LM: I always seek out restaurants with good bar seating or chef’s tables—it’s way less awkward than sitting alone at a table for two. If the bartenders or chefs are chatty, then great. But if not, I’ll always have a book on hand to keep me entertained even if I just end up people watching. Of course, I’ve realized some cities are better designed for this than others. It seems like every restaurant in Paris and New York has great bar seating, whereas Copenhagen does not. I also realized Tbilisi wasn’t the best place for a solo trip. In 2018, after asking a barista for bar recommendations, I was informed that locals tend to host dinner parties more often than they go out, so the bar scene ends up mostly being American and Russian men drinking alone. Since I was by myself 5,000 miles away from home, that didn’t seem like the safest scenario to put myself in so I ended up calling it early every night I was there.
Then there was the hiking day trip I took near the border of Georgia and Azerbaijan where NOBODY talked to me despite my best efforts to start conversations with other travelers on the bus, during the hike, and at the lunch stop.
If trips get lonely, I try to focus on the fact that I can do whatever I want without having to worry about anyone else’s wants and desires. On my last trip to Paris, I walked 30,000 steps across seven different arrondissements in one day in the name of finding Paris’s best croissant—and nobody was there to complain about being tired or sick of eating carbs. (According to my extensive research, Stohrer wins the gold medal.) It’s also a blessing to be able to move through museums at your own pace without having to wait for companions who insist on reading every single placard (or being hurried if you’re that person).

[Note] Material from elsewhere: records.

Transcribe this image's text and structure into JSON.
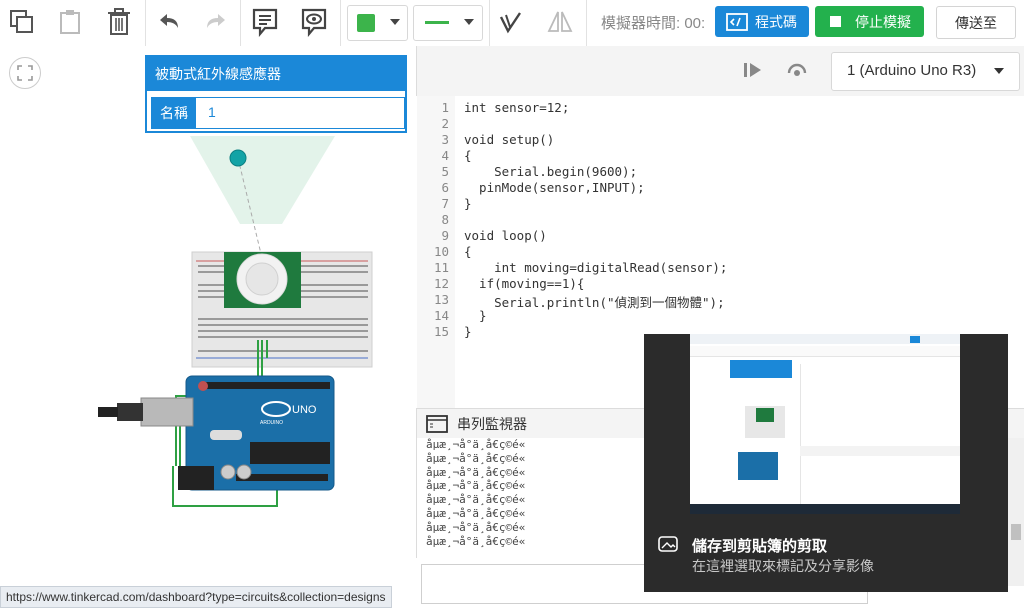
{
  "toolbar": {
    "sim_time_label": "模擬器時間: 00:",
    "code_button": "程式碼",
    "stop_sim_button": "停止模擬",
    "send_to_button": "傳送至",
    "fill_color": "#3cb44b",
    "line_color": "#3cb44b"
  },
  "props": {
    "title": "被動式紅外線感應器",
    "name_label": "名稱",
    "name_value": "1"
  },
  "code_panel": {
    "device_select": "1 (Arduino Uno R3)",
    "lines": [
      "int sensor=12;",
      "",
      "void setup()",
      "{",
      "    Serial.begin(9600);",
      "  pinMode(sensor,INPUT);",
      "}",
      "",
      "void loop()",
      "{",
      "    int moving=digitalRead(sensor);",
      "  if(moving==1){",
      "    Serial.println(\"偵測到一個物體\");",
      "  }",
      "}"
    ],
    "line_numbers": [
      "1",
      "2",
      "3",
      "4",
      "5",
      "6",
      "7",
      "8",
      "9",
      "10",
      "11",
      "12",
      "13",
      "14",
      "15"
    ]
  },
  "serial_monitor": {
    "title": "串列監視器",
    "lines": [
      "åµæ¸¬å°ä¸å€ç©é«",
      "åµæ¸¬å°ä¸å€ç©é«",
      "åµæ¸¬å°ä¸å€ç©é«",
      "åµæ¸¬å°ä¸å€ç©é«",
      "åµæ¸¬å°ä¸å€ç©é«",
      "åµæ¸¬å°ä¸å€ç©é«",
      "åµæ¸¬å°ä¸å€ç©é«",
      "åµæ¸¬å°ä¸å€ç©é«"
    ]
  },
  "status_url": "https://www.tinkercad.com/dashboard?type=circuits&collection=designs",
  "toast": {
    "title": "儲存到剪貼簿的剪取",
    "subtitle": "在這裡選取來標記及分享影像"
  },
  "board": {
    "uno_label": "UNO",
    "arduino_label": "ARDUINO"
  }
}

CA: Good points. I’m big on cafés, and I’ve always found myself taking my sweet time to sip my coffee when I’m by myself. When I get to the point of loneliness, I think extroverts are lucky in that it’s easy for us to get out of that feeling. If you think about it, solo travel is our ideal situation: We have the consistent opportunity to meet new friends, all the time. Sometimes, constantly being on the move can feel like the friends I make are limited to surface-level connections. When I backpacked my way from London to Istanbul, every new hostel made me feel like I was bound to two-day-long friendships and nothing more.
But the way I saw making friends abroad shifted when I took a trip to Logroño, Spain, where I lived for about seven months. I met a guy named Miguel via Couchsurfing, and because I was spending a longer period of time in the city, we were able to make future plans and build upon our friendship. My time living there gave me the opportunity to form a solid relationship while learning so much about the local culture (from watching pelota mano tournaments to bird-watching in the rural countryside). Obviously, most people can’t stay in a place for months at a time, but extending the time I spend in a place and slowing down significantly enriches the experience of both traveling and making friends—even if it means sharing that perfect croissant.
LM: Some of those fleeting friendships are some of my most cherished travel memories! Though I don’t remember his name, I’ll never forget starting the dance party at a club in Valencia, Spain, with a British guy from my hostel when LCD Soundsystem and Hot Chip came on in 2007. But I get your point, when you’re on the road for a long time, deeper connections are better. Thankfully, I’ve been able to reconnect with a lot of my travel friends as they pass through New York, where I live. But I’ll definitely plan on keeping your tips in mind—headphones out and cell phone down—to make myself more welcoming to potential new besties who love croissants as much as I do.